In this life that I live, I have tried to find a solution to everything. Mistakes happen and one has to learn and move on as I have done. This doesn't mean to say that I am still not bothered by my many blunders, but it helps to learn and move on. These days, I am simply marking off the days till my death. Like one would mark off the days till their release on a prison calender, this is a time dragger. Still unemployed and no hope, no joy of getting back into work. I have tried and will continue to try. I can only wish, hope and keep my dreams and ambitions alive even if they have been crushed by the way of the world. As I open a can of cold Fosters in my modest apartment in Lewisham. I gaze up at the sky, frequent black clouds and white clouds float by. Sometimes I laugh out loud and other times I just muse on the meaning of life, the theories of the universe or simply watch tv. Life is probably better than it was yesterday, but not as good as it is tomorrow. Either way, I am a survivor, a fighter and a lonely soul walking along that highway to I know not where. The desert winds stir up the sand, blowing onto the roads and then there is of course the tempests that echo in the secret chamber. Surrounded by four walls with many scriptures written on them of my life, my existence, what I think and feel and what I have been through. Written on these walls like ancient runes of the mind. Somehow I must go on. If I could make this world a better place, we can all be happy. At the moment I am a priority. Well Summer is coming and the days are getting lighter and longer and the mornings are getting earlier and earlier. The birds sing symphonies in the trees. The cats seize their fights and go back to their masters. As I awake from deep dream. I rise like yeast to face another day. Life is okey but it could be better.... and there you have it https://www.youtube.com/watch?v=q3L29U_8c9U fin de posta
life's good..... i'm with paul... quit worrying about it and let it aaaalll float past :spliff: (actually it started pretty shitty, i pissed somone off last night...but she seems to have forgiven me ) and Murder she Hopes... erm Wrote... is pretty fekkin' boring....
Hmmmm.... how is my life at the moment? Pretty chaotic! I am just about to finish uni - well in August - and still have so much work to do! All my friends from other courses have finished and I have to stay in this annoying city for another few weeks! Also at the end of this bloody degree it will be incredibly difficult to get a job, which means I won't be able to afford to stay in London and will most likely have to move back in with my parents for a while........ please god no!!!! At placement at the minute I am ok - although some staff suck so that makes it hard. Getting the normal panic stricken moments of feeling not able to do this job and will fail terribly! But this also co-incides with feelings of loving the job and feeling I am good at it! I just finished a week of nights and have come in with again no sleep to see my tutor who is away on annual leave! How typical! But overall... I am doing pretty good! Just trying to get someone to come out for a drink, but to no avail. Oh well! This has been a good forum for a moan - but I am loving life at the mo and cannot wait to hopefully get a job! My interview is in 2 weeks - wish me luck!

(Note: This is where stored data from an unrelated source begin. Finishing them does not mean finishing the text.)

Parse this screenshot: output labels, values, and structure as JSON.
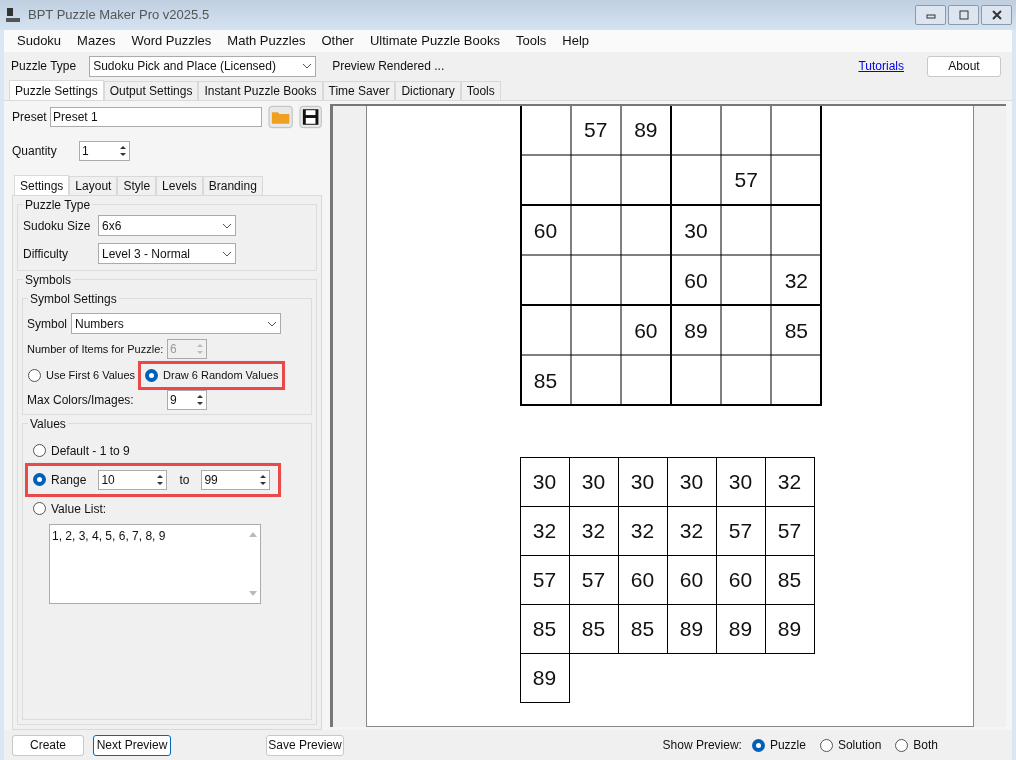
{
  "window": {
    "title": "BPT Puzzle Maker Pro v2025.5"
  },
  "menu": [
    "Sudoku",
    "Mazes",
    "Word Puzzles",
    "Math Puzzles",
    "Other",
    "Ultimate Puzzle Books",
    "Tools",
    "Help"
  ],
  "toolbar": {
    "puzzle_type_label": "Puzzle Type",
    "puzzle_type": "Sudoku Pick and Place (Licensed)",
    "status": "Preview Rendered ...",
    "tutorials_link": "Tutorials",
    "about_button": "About"
  },
  "main_tabs": [
    {
      "label": "Puzzle Settings",
      "selected": true
    },
    {
      "label": "Output Settings",
      "selected": false
    },
    {
      "label": "Instant Puzzle Books",
      "selected": false
    },
    {
      "label": "Time Saver",
      "selected": false
    },
    {
      "label": "Dictionary",
      "selected": false
    },
    {
      "label": "Tools",
      "selected": false
    }
  ],
  "preset": {
    "label": "Preset",
    "value": "Preset 1"
  },
  "quantity": {
    "label": "Quantity",
    "value": "1"
  },
  "settings_tabs": [
    {
      "label": "Settings",
      "selected": true
    },
    {
      "label": "Layout",
      "selected": false
    },
    {
      "label": "Style",
      "selected": false
    },
    {
      "label": "Levels",
      "selected": false
    },
    {
      "label": "Branding",
      "selected": false
    }
  ],
  "puzzle_type_group": {
    "title": "Puzzle Type",
    "sudoku_size_label": "Sudoku Size",
    "sudoku_size": "6x6",
    "difficulty_label": "Difficulty",
    "difficulty": "Level 3 - Normal"
  },
  "symbols_group": {
    "title": "Symbols",
    "settings_title": "Symbol Settings",
    "symbol_label": "Symbol",
    "symbol": "Numbers",
    "items_label": "Number of Items for Puzzle:",
    "items_value": "6",
    "items_disabled": true,
    "draw_options": [
      {
        "label": "Use First 6 Values",
        "selected": false,
        "highlighted": false
      },
      {
        "label": "Draw 6 Random Values",
        "selected": true,
        "highlighted": true
      }
    ],
    "max_colors_label": "Max Colors/Images:",
    "max_colors": "9"
  },
  "values_group": {
    "title": "Values",
    "default_option": {
      "label": "Default - 1 to 9",
      "selected": false
    },
    "range_option": {
      "label": "Range",
      "selected": true,
      "highlighted": true,
      "from": "10",
      "to_label": "to",
      "to": "99"
    },
    "list_option": {
      "label": "Value List:",
      "selected": false
    },
    "value_list": "1, 2, 3, 4, 5, 6, 7, 8, 9"
  },
  "puzzle_grid": [
    {
      "2": "57",
      "3": "89"
    },
    {
      "5": "57"
    },
    {
      "1": "60",
      "4": "30"
    },
    {
      "4": "60",
      "6": "32"
    },
    {
      "3": "60",
      "4": "89",
      "6": "85"
    },
    {
      "1": "85"
    }
  ],
  "symbol_list": [
    [
      "30",
      "30",
      "30",
      "30",
      "30",
      "32"
    ],
    [
      "32",
      "32",
      "32",
      "32",
      "57",
      "57"
    ],
    [
      "57",
      "57",
      "60",
      "60",
      "60",
      "85"
    ],
    [
      "85",
      "85",
      "85",
      "89",
      "89",
      "89"
    ],
    [
      "89"
    ]
  ],
  "bottom": {
    "create_button": "Create",
    "next_preview_button": "Next Preview",
    "save_preview_button": "Save Preview",
    "show_preview_label": "Show Preview:",
    "show_options": [
      {
        "label": "Puzzle",
        "selected": true
      },
      {
        "label": "Solution",
        "selected": false
      },
      {
        "label": "Both",
        "selected": false
      }
    ]
  }
}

ahh lol if you look on myspace i have some incredibly retarded pics of me using this image program.. me as a leprachaun and stuff.. i'm turning into a webcam whore i'm afraid =[ but thanks man lol I assure you i'm alright in real life =P Going to change my sig pic anyway, my fucked up nose!
at the moment, it's a little sad. my grandfather and favorite cousin died recently, seperately. i only found out yesterday. NO ONE called me. so i'm a little angry, too. but i went out and got totally hammered last night, for free.